Out of gas, he thinks. Which reminds him of the drive home, which reminds him of the drive in this morning. Which unfortunately reminds him of a clip of Rush Limbaugh demanding that House speaker John Boehner (R-*hic) put Barack Obama "in his place" for having the effrontery to ask to hold a joint session of Congress so he could present a jobs package at the same time NBC is presenting the Republican candidates debate, another miraculous battle of wits between weaponless combatants. He didn't know whether to laugh or cry that the whole thing appeared as though Limbaugh demanded and the Boner delivered. Breathtakingly full of shit.

He wonders how much money would it take to buy one state back from these thieving ALEC droids? How much for the whole country?  More than we've got, maybe.
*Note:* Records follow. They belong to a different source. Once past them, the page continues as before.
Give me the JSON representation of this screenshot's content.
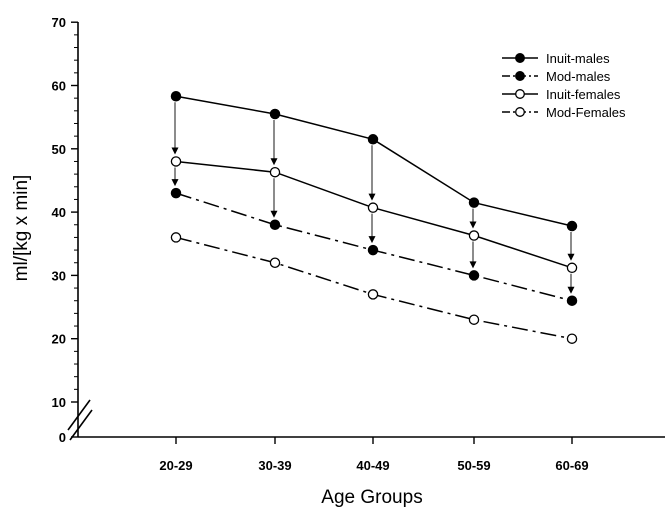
{
  "chart_data": {
    "type": "line",
    "title": "",
    "xlabel": "Age Groups",
    "ylabel": "ml/[kg x min]",
    "categories": [
      "20-29",
      "30-39",
      "40-49",
      "50-59",
      "60-69"
    ],
    "y_ticks": [
      "0",
      "10",
      "20",
      "30",
      "40",
      "50",
      "60",
      "70"
    ],
    "ylim": [
      0,
      70
    ],
    "y_axis_break": [
      0,
      10
    ],
    "grid": false,
    "legend_position": "top-right",
    "series": [
      {
        "name": "Inuit-males",
        "values": [
          58.3,
          55.5,
          51.5,
          41.5,
          37.8
        ],
        "marker": "filled",
        "dash": "solid"
      },
      {
        "name": "Mod-males",
        "values": [
          43.0,
          38.0,
          34.0,
          30.0,
          26.0
        ],
        "marker": "filled",
        "dash": "dash-dot"
      },
      {
        "name": "Inuit-females",
        "values": [
          48.0,
          46.3,
          40.7,
          36.3,
          31.2
        ],
        "marker": "open",
        "dash": "solid"
      },
      {
        "name": "Mod-Females",
        "values": [
          36.0,
          32.0,
          27.0,
          23.0,
          20.0
        ],
        "marker": "open",
        "dash": "dash-dot"
      }
    ],
    "arrows": [
      {
        "from_series": "Inuit-males",
        "to_series": "Inuit-females",
        "categories": [
          "20-29",
          "30-39",
          "40-49",
          "50-59",
          "60-69"
        ]
      },
      {
        "from_series": "Inuit-females",
        "to_series": "Mod-males",
        "categories": [
          "20-29",
          "30-39",
          "40-49",
          "50-59",
          "60-69"
        ]
      }
    ]
  }
}
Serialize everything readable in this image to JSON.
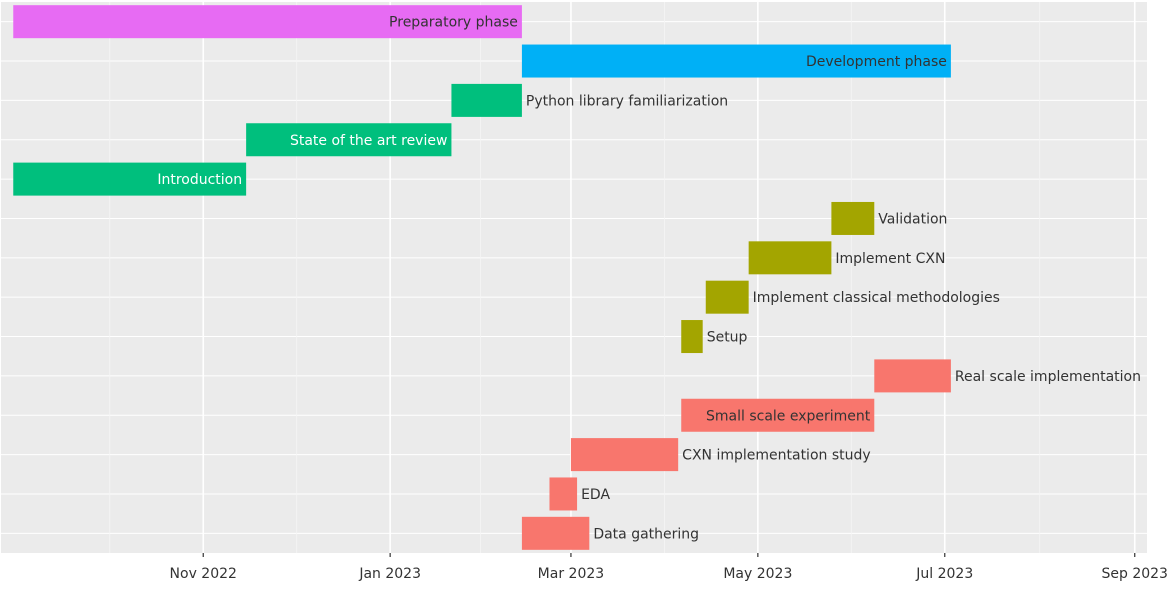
{
  "chart_data": {
    "type": "gantt",
    "xlabel": "",
    "ylabel": "",
    "grid": true,
    "x_ticks": [
      "Nov 2022",
      "Jan 2023",
      "Mar 2023",
      "May 2023",
      "Jul 2023",
      "Sep 2023"
    ],
    "xlim": [
      "2022-08-27",
      "2023-09-05"
    ],
    "tasks": [
      {
        "label": "Preparatory phase",
        "start": "2022-08-31",
        "end": "2023-02-13",
        "color": "#E76BF3",
        "label_position": "inside"
      },
      {
        "label": "Development phase",
        "start": "2023-02-13",
        "end": "2023-07-03",
        "color": "#00B0F6",
        "label_position": "inside"
      },
      {
        "label": "Python library familiarization",
        "start": "2023-01-21",
        "end": "2023-02-13",
        "color": "#00BF7D",
        "label_position": "outside"
      },
      {
        "label": "State of the art review",
        "start": "2022-11-15",
        "end": "2023-01-21",
        "color": "#00BF7D",
        "label_position": "inside"
      },
      {
        "label": "Introduction",
        "start": "2022-08-31",
        "end": "2022-11-15",
        "color": "#00BF7D",
        "label_position": "inside"
      },
      {
        "label": "Validation",
        "start": "2023-05-25",
        "end": "2023-06-08",
        "color": "#A3A500",
        "label_position": "outside"
      },
      {
        "label": "Implement CXN",
        "start": "2023-04-28",
        "end": "2023-05-25",
        "color": "#A3A500",
        "label_position": "outside"
      },
      {
        "label": "Implement classical methodologies",
        "start": "2023-04-14",
        "end": "2023-04-28",
        "color": "#A3A500",
        "label_position": "outside"
      },
      {
        "label": "Setup",
        "start": "2023-04-06",
        "end": "2023-04-13",
        "color": "#A3A500",
        "label_position": "outside"
      },
      {
        "label": "Real scale implementation",
        "start": "2023-06-08",
        "end": "2023-07-03",
        "color": "#F8766D",
        "label_position": "outside"
      },
      {
        "label": "Small scale experiment",
        "start": "2023-04-06",
        "end": "2023-06-08",
        "color": "#F8766D",
        "label_position": "inside"
      },
      {
        "label": "CXN implementation study",
        "start": "2023-03-01",
        "end": "2023-04-05",
        "color": "#F8766D",
        "label_position": "outside"
      },
      {
        "label": "EDA",
        "start": "2023-02-22",
        "end": "2023-03-03",
        "color": "#F8766D",
        "label_position": "outside"
      },
      {
        "label": "Data gathering",
        "start": "2023-02-13",
        "end": "2023-03-07",
        "color": "#F8766D",
        "label_position": "outside"
      }
    ]
  }
}
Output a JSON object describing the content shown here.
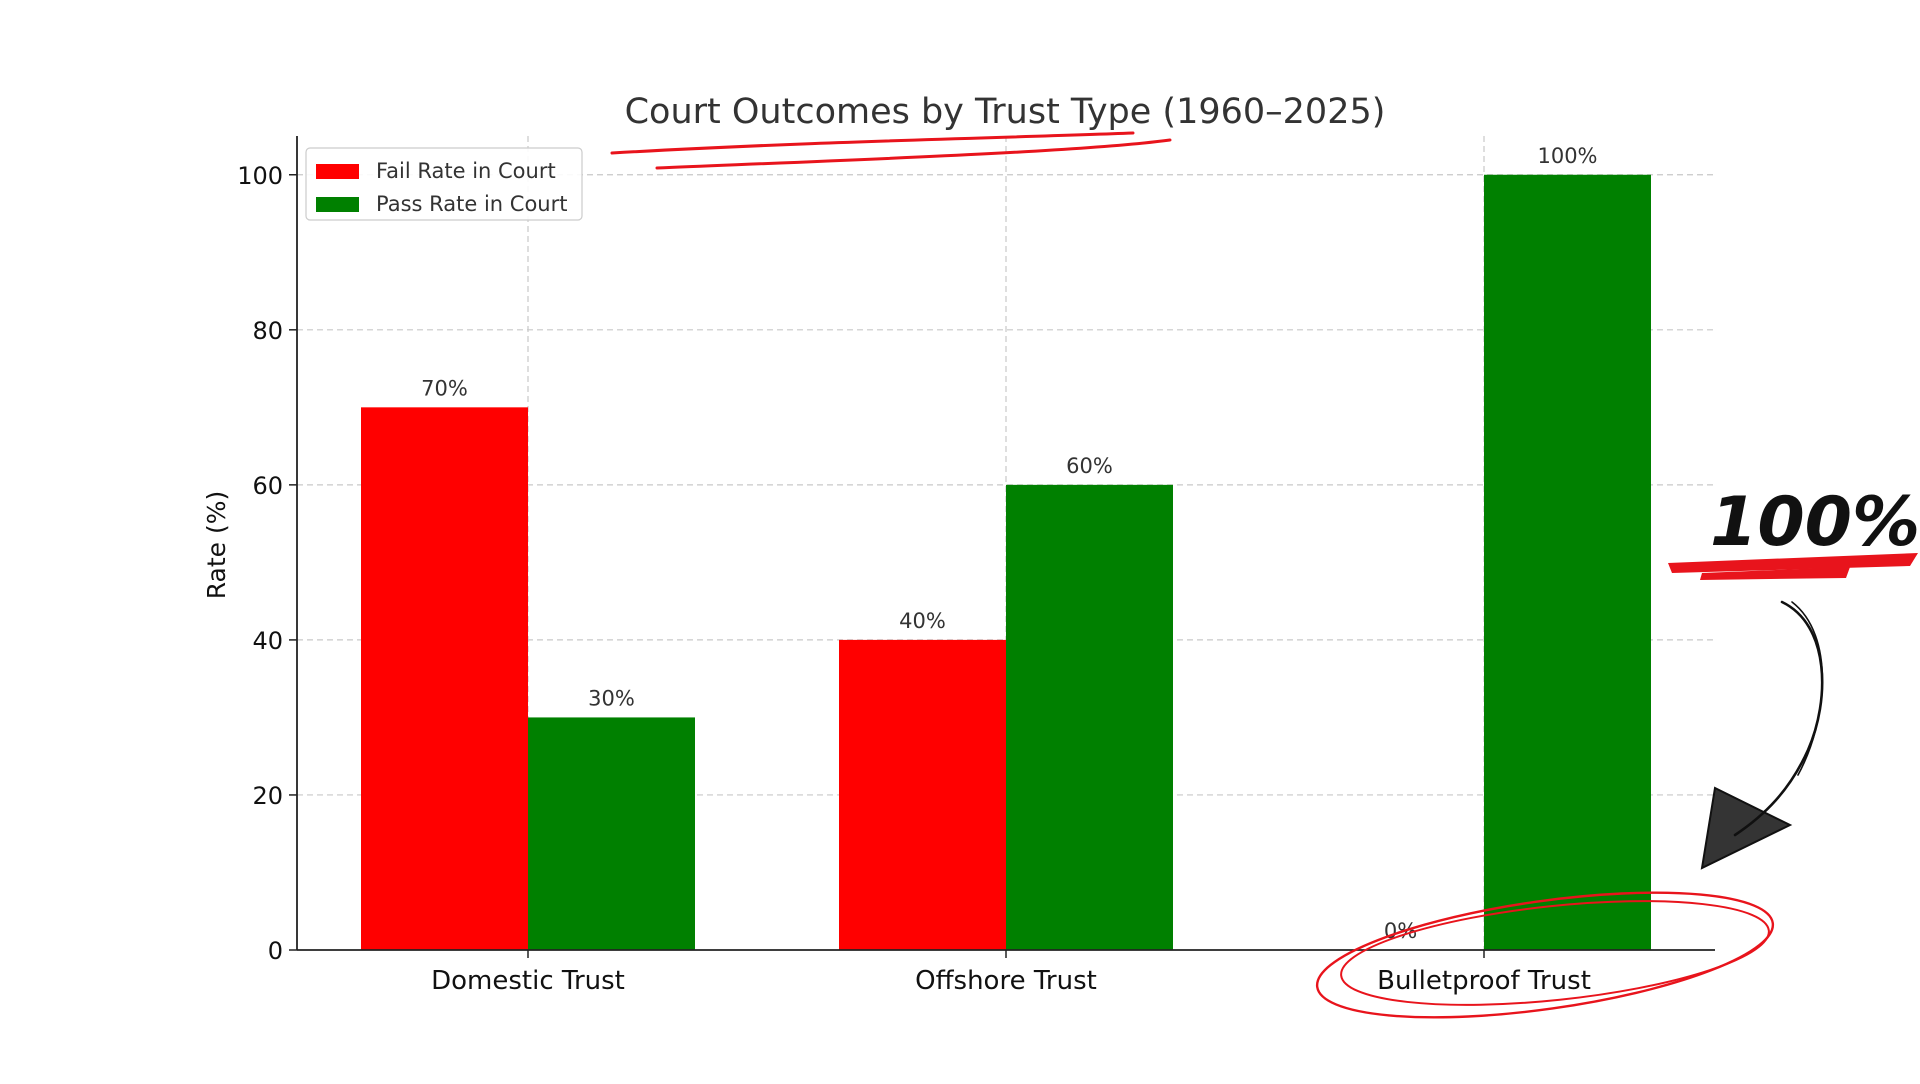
{
  "chart_data": {
    "type": "bar",
    "title": "Court Outcomes by Trust Type (1960–2025)",
    "xlabel": "",
    "ylabel": "Rate (%)",
    "categories": [
      "Domestic Trust",
      "Offshore Trust",
      "Bulletproof Trust"
    ],
    "series": [
      {
        "name": "Fail Rate in Court",
        "color": "#ff0000",
        "values": [
          70,
          40,
          0
        ]
      },
      {
        "name": "Pass Rate in Court",
        "color": "#008000",
        "values": [
          30,
          60,
          100
        ]
      }
    ],
    "data_labels": [
      [
        "70%",
        "40%",
        "0%"
      ],
      [
        "30%",
        "60%",
        "100%"
      ]
    ],
    "ylim": [
      0,
      105
    ],
    "yticks": [
      0,
      20,
      40,
      60,
      80,
      100
    ],
    "grid": true,
    "legend_position": "top-left"
  },
  "annotations": {
    "callout_text": "100%",
    "accent_color": "#e8141c",
    "ink_color": "#111111",
    "highlighted_category": "Bulletproof Trust"
  }
}
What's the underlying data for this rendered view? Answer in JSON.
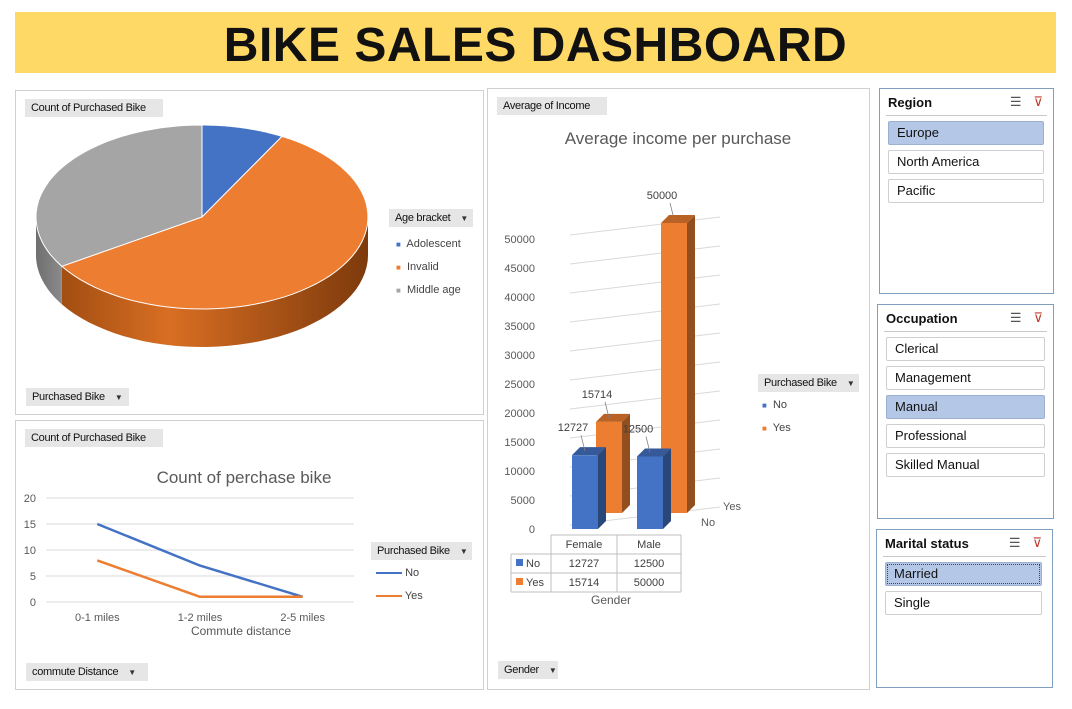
{
  "dashboard": {
    "title": "BIKE SALES DASHBOARD"
  },
  "pie_panel": {
    "value_field": "Count of Purchased Bike",
    "filter_field": "Purchased Bike",
    "legend_title": "Age bracket"
  },
  "line_panel": {
    "value_field": "Count of Purchased Bike",
    "axis_field": "commute  Distance",
    "legend_title": "Purchased Bike"
  },
  "bar_panel": {
    "value_field": "Average of Income",
    "axis_field": "Gender",
    "legend_title": "Purchased Bike"
  },
  "slicers": {
    "region": {
      "title": "Region",
      "items": [
        "Europe",
        "North America",
        "Pacific"
      ],
      "selected": [
        "Europe"
      ]
    },
    "occupation": {
      "title": "Occupation",
      "items": [
        "Clerical",
        "Management",
        "Manual",
        "Professional",
        "Skilled Manual"
      ],
      "selected": [
        "Manual"
      ]
    },
    "marital": {
      "title": "Marital status",
      "items": [
        "Married",
        "Single"
      ],
      "selected": [
        "Married"
      ]
    }
  },
  "colors": {
    "blue": "#4472C4",
    "orange": "#ED7D31",
    "gray": "#A5A5A5",
    "banner": "#FFD966",
    "slicer_selected": "#B4C7E7"
  },
  "icons": {
    "multiselect": "multi-select-icon",
    "clearfilter": "clear-filter-icon",
    "dropdown": "dropdown-arrow-icon"
  },
  "chart_data": [
    {
      "type": "pie",
      "series": [
        {
          "name": "Count of Purchased Bike",
          "labels": [
            "Adolescent",
            "Invalid",
            "Middle age"
          ],
          "values": [
            8,
            58,
            34
          ]
        }
      ],
      "legend": [
        "Adolescent",
        "Invalid",
        "Middle age"
      ],
      "legend_title": "Age bracket",
      "legend_position": "right"
    },
    {
      "type": "line",
      "title": "Count of perchase bike",
      "categories": [
        "0-1 miles",
        "1-2 miles",
        "2-5 miles"
      ],
      "series": [
        {
          "name": "No",
          "values": [
            15,
            7,
            1
          ],
          "color": "#4472C4"
        },
        {
          "name": "Yes",
          "values": [
            8,
            1,
            1
          ],
          "color": "#ED7D31"
        }
      ],
      "xlabel": "Commute distance",
      "ylim": [
        0,
        20
      ],
      "yticks": [
        0,
        5,
        10,
        15,
        20
      ],
      "grid": true,
      "legend_title": "Purchased Bike",
      "legend_position": "right"
    },
    {
      "type": "bar",
      "title": "Average income per purchase",
      "categories": [
        "Female",
        "Male"
      ],
      "series": [
        {
          "name": "No",
          "values": [
            12727,
            12500
          ],
          "color": "#4472C4"
        },
        {
          "name": "Yes",
          "values": [
            15714,
            50000
          ],
          "color": "#ED7D31"
        }
      ],
      "depth_labels": [
        "No",
        "Yes"
      ],
      "xlabel": "Gender",
      "ylim": [
        0,
        50000
      ],
      "yticks": [
        0,
        5000,
        10000,
        15000,
        20000,
        25000,
        30000,
        35000,
        40000,
        45000,
        50000
      ],
      "data_table": true,
      "legend_title": "Purchased Bike",
      "legend_position": "right"
    }
  ]
}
He starts shutting down to leave.

As he waits for the screen to die, his tired mind starts running a dreary, familiar treadmill: how did they convince so many people that government and public workers are the enemy? He's read letters to the editor and comments online bordering on and sometimes crossing the line into threats of physical violence. The idea that private sector employees are somehow going to be better off because some punk-ass governor busts public employee unions is a lie, but it's a very successful lie.

We are all being taken for a ride, he thinks, and they have us at each others' throats while they steal everything that isn't nailed down.

It's simple, he thinks, grimacing with a final sip of acrid coffee: private sector workers are being screwed by the corporations and companies that employ them, not by me. If a private sector employer takes away their contribution to health insurance and 401k's, cuts wages, or better yet just sends jobs overseas and gets a tax break for doing it, the government is not doing its job.

"And that would be," he says aloud to the empty computer screen, "because the government is no longer here; it has moved on."

There is no answer, just silence at the end of a very long day. Or the beginning of a very dark night.